Page:Constant - Œuvres politiques, 1874.djvu/394

Cette page a été validée par deux contributeurs.

Mais, lorsqu’une révolution dépasse ce terme, c’est-à-dire lorsqu’elle établit des institutions qui sont par delà les idées régnantes, ou qu’elle en détruit qui leur sont conformes, elle produit inévitablement des réactions, parce que le niveau n’existant plus, les institutions ne se soutiennent que par une succession d’efforts, et que du moment où ces efforts cessent, tout se relâche et rétrograde.

La révolution d’Angleterre, qui avait été faite contre le papisme, ayant dépassé ce terme, en abolissant la royauté, une réaction violente eut lieu, et il fallut, vingt-huit ans après, une révolution nouvelle pour empêcher le papisme d’être rétabli. La révolution de France, qui a été faite contre les privilèges, ayant de même dépassé son terme, en attaquant la propriété, une réaction terrible se fait sentir, et il faudra, non pas, j’espère, une révolution nouvelle, mais de grandes précautions et un soin extrême pour s’opposer à la renaissance des privilèges.

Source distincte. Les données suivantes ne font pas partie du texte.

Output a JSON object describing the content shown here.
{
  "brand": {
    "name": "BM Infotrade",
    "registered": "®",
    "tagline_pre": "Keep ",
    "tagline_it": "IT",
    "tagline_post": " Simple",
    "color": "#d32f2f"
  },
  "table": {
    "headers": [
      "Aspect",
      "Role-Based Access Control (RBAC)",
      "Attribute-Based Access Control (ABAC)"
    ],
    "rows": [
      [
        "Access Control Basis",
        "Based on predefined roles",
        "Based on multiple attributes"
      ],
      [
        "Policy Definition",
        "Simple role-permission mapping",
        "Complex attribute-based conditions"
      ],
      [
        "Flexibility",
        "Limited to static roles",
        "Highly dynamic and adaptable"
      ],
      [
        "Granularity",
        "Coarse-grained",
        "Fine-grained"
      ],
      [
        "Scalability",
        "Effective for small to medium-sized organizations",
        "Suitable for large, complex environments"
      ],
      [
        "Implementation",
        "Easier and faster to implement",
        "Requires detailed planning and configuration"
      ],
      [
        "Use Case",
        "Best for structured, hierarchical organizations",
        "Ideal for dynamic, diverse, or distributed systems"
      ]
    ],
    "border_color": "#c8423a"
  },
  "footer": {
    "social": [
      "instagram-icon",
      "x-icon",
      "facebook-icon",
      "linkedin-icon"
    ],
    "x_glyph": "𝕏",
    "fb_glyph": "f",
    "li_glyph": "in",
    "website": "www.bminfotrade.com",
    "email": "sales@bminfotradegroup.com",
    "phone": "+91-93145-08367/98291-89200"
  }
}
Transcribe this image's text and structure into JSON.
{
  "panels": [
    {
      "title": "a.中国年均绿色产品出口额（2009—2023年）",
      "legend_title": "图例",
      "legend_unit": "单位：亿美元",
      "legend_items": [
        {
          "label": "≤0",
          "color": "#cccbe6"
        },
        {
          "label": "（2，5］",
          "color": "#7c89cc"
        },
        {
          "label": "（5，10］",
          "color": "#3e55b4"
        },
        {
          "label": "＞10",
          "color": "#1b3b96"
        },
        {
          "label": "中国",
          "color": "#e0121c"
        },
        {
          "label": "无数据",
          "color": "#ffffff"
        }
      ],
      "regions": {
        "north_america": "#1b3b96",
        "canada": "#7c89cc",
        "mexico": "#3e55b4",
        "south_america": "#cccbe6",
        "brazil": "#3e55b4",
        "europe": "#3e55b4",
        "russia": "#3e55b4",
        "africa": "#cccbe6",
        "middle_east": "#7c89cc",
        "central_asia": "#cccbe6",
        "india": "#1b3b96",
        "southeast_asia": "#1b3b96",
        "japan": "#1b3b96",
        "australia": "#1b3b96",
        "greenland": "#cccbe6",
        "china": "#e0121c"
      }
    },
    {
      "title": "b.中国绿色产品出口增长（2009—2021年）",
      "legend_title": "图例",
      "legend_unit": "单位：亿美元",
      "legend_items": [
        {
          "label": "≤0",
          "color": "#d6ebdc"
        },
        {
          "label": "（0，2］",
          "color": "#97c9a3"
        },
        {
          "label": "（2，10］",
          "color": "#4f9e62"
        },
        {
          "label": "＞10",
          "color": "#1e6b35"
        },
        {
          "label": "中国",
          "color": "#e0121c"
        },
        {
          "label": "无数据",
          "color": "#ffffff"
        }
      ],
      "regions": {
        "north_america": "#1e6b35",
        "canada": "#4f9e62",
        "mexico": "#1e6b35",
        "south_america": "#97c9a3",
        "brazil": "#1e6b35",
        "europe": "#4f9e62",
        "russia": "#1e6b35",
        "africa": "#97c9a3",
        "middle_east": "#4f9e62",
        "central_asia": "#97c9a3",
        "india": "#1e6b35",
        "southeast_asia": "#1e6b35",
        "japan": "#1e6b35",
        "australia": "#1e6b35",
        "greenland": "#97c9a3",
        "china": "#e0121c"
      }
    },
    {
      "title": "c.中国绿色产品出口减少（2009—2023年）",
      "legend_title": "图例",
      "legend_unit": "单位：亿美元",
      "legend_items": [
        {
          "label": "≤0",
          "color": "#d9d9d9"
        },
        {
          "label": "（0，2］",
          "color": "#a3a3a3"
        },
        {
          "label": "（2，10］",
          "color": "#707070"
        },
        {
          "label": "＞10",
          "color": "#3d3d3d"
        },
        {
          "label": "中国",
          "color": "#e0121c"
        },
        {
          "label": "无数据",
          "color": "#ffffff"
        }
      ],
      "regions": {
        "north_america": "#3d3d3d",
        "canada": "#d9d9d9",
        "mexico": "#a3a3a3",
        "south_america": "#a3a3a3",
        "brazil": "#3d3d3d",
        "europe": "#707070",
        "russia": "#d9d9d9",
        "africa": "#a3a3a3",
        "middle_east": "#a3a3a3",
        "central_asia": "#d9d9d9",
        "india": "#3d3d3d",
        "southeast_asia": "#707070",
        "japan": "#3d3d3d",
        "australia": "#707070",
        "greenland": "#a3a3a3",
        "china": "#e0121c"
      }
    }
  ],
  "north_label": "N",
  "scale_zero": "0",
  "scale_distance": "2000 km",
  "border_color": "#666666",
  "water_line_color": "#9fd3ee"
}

Lorsqu’une révolution, portée ainsi hors de ses bornes, s’arrête, on la remet d’abord dans ses bornes. Mais on ne se contente pas de l’y replacer. L’on recule d’autant plus que l’on avait trop avancé. La modération finit, et les réactions commencent.

Il y a deux sortes de réactions : celles qui s’exercent sur les hommes, et celles qui ont pour objet les idées.

Je n’appelle pas réaction la juste punition des coupables, ni le retour aux idées saines ; ces choses appartiennent l’une à la loi, l’autre à la raison. Ce qui, au contraire, distingue essentiellement les réactions, c’est l’arbitraire à la place de la loi, la passion à la place du raisonnement : au lieu de juger les hommes, on les proscrit ; au lieu d’examiner les idées, on les rejette.